Prompt tuning shines as a tool to mitigate algorithmic bias. As most AI models are trained on real-world data, assumedly, they absorb society’s biases, and this can result in decisions involving inequities in everything.

  • Recently, IBM researchers presented a pair of papers at the 2022 NeurIPS conference to combat race and gender bias with the help of AI-designed prompts in large language and vision models.
  • One of the methods adopted by the researcher, FairIJ, finds out the most biased data points in the model’s training set and enables it to set them aside via prompts. In the case of salary prediction, a model tuned with FairIJ delivered more accurate, less biased results than most of the top bias-mitigation methods.
  • In another method called FairReprogram, the researcher gives the equivalent of gender-sensitivity training via prompts to an AI trained in beauty magazines.
  • In another example involving a classifier that incorrectly learned to associate only women with blonde hair as “women,” to reorient this, IBM researchers decided to add an AI-designed border of black pixels to a woman’s photo with brown hair.

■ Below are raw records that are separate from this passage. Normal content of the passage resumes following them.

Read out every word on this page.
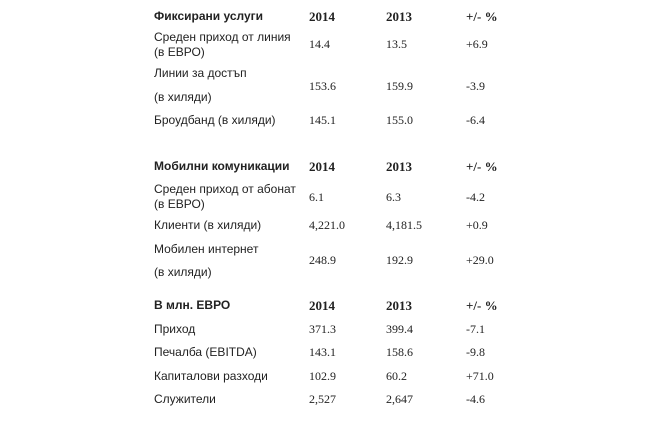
Фиксирани услуги	2014	2013	+/- %
Среден приход от линия (в ЕВРО)
14.4	13.5	+6.9
Линии за достъп
(в хиляди)
153.6	159.9	-3.9
Броудбанд (в хиляди)	145.1	155.0	-6.4
Мобилни комуникации 2014	2013	+/- %
Среден приход от абонат (в ЕВРО)	6.1	6.3	-4.2
Клиенти (в хиляди)	4,221.0	4,181.5	+0.9
Мобилен интернет
(в хиляди)
248.9	192.9	+29.0
В млн. ЕВРО	2014	2013	+/- %
Приход	371.3	399.4	-7.1
Печалба (EBITDA)	143.1	158.6	-9.8
Капиталови разходи	102.9	60.2	+71.0
Служители	2,527	2,647	-4.6
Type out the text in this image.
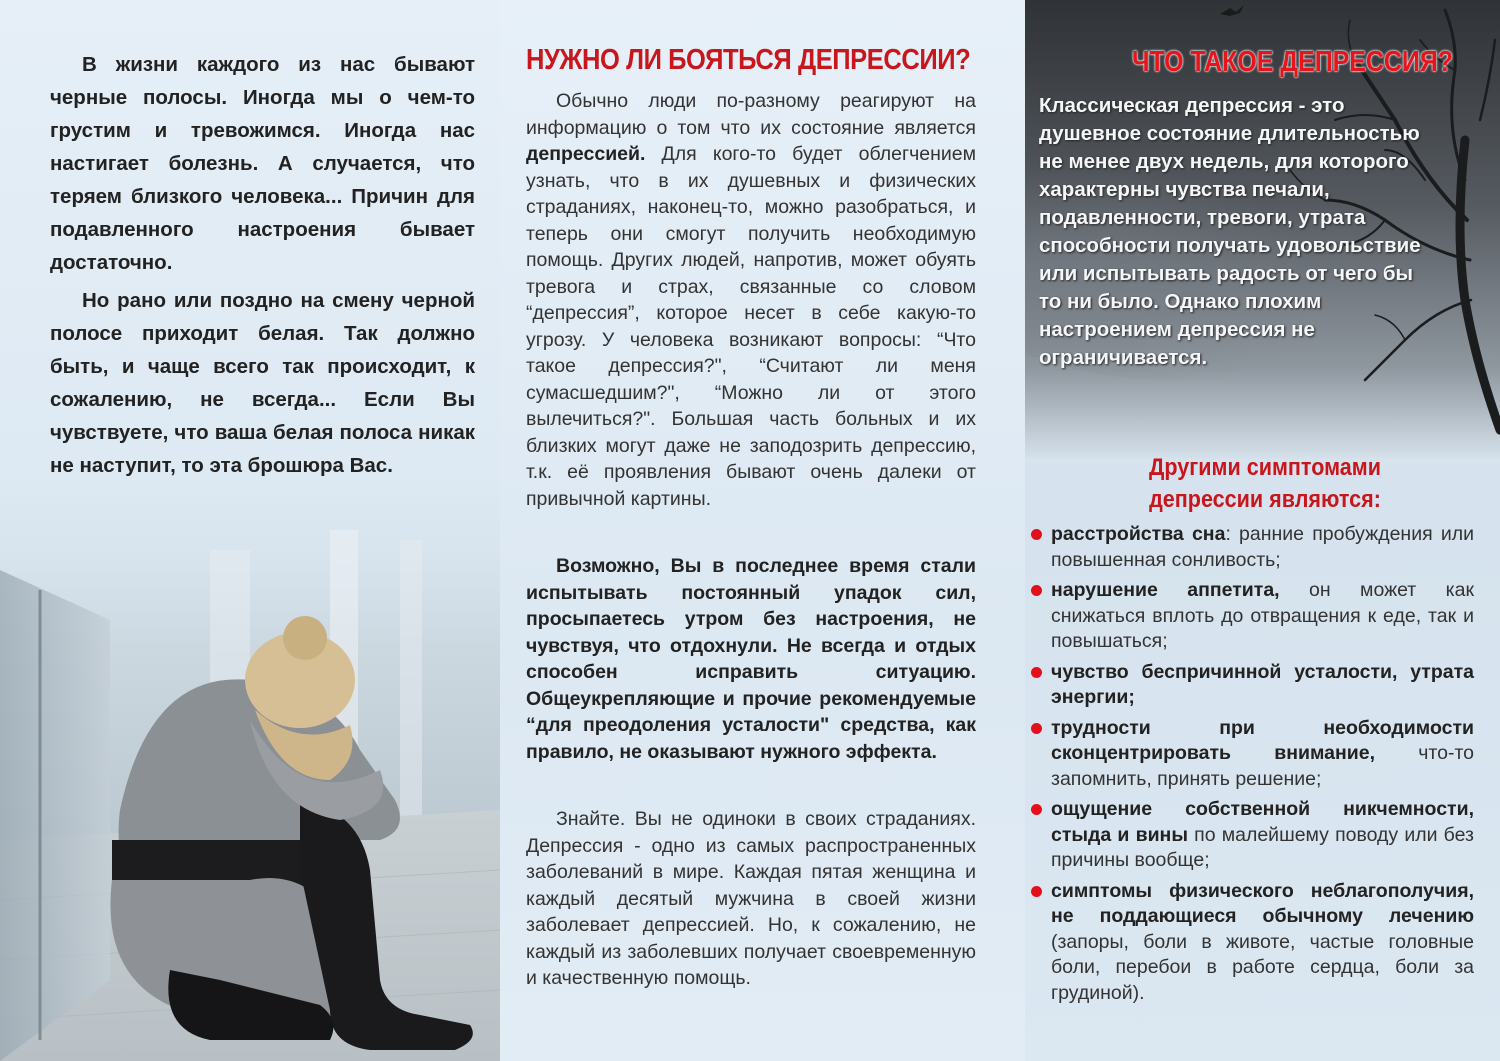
В жизни каждого из нас бывают черные полосы. Иногда мы о чем-то грустим и тревожимся. Иногда нас настигает болезнь. А случается, что теряем близкого человека... Причин для подавленного настроения бывает достаточно.

Но рано или поздно на смену черной полосе приходит белая. Так должно быть, и чаще всего так происходит, к сожалению, не всегда... Если Вы чувствуете, что ваша белая полоса никак не наступит, то эта брошюра Вас.

ЧТО ТАКОЕ ДЕПРЕССИЯ?

Классическая депрессия - это душевное состояние длительностью не менее двух недель, для которого характерны чувства печали, подавленности, тревоги, утрата способности получать удовольствие или испытывать радость от чего бы то ни было. Однако плохим настроением депрессия не ограничивается.

Другими симптомами депрессии являются:
расстройства сна: ранние пробуждения или повышенная сонливость;
нарушение аппетита, он может как снижаться вплоть до отвращения к еде, так и повышаться;
чувство беспричинной усталости, утрата энергии;
трудности при необходимости сконцентрировать внимание, что-то запомнить, принять решение;
ощущение собственной никчемности, стыда и вины по малейшему поводу или без причины вообще;
симптомы физического неблагополучия, не поддающиеся обычному лечению (запоры, боли в животе, частые головные боли, перебои в работе сердца, боли за грудиной).
НУЖНО ЛИ БОЯТЬСЯ ДЕПРЕССИИ?

Обычно люди по-разному реагируют на информацию о том что их состояние является депрессией. Для кого-то будет облегчением узнать, что в их душевных и физических страданиях, наконец-то, можно разобраться, и теперь они смогут получить необходимую помощь. Других людей, напротив, может обуять тревога и страх, связанные со словом “депрессия”, которое несет в себе какую-то угрозу. У человека возникают вопросы: “Что такое депрессия?", “Считают ли меня сумасшедшим?", “Можно ли от этого вылечиться?". Большая часть больных и их близких могут даже не заподозрить депрессию, т.к. её проявления бывают очень далеки от привычной картины.

Возможно, Вы в последнее время стали испытывать постоянный упадок сил, просыпаетесь утром без настроения, не чувствуя, что отдохнули. Не всегда и отдых способен исправить ситуацию. Общеукрепляющие и прочие рекомендуемые “для преодоления усталости" средства, как правило, не оказывают нужного эффекта.

Знайте. Вы не одиноки в своих страданиях. Депрессия - одно из самых распространенных заболеваний в мире. Каждая пятая женщина и каждый десятый мужчина в своей жизни заболевает депрессией. Но, к сожалению, не каждый из заболевших получает своевременную и качественную помощь.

They found that pixels did the trick of expanding the model’s notion of women to include those with brown hair.

Final thoughts

Prompt-tuning is like a whole package that not only dramatically reduces the cost of tailoring large models to new applications, said but also reorients or corrects the model’s behavior. With prompt tuning, organizations can adapt their model to specialized tasks faster and more sustainably.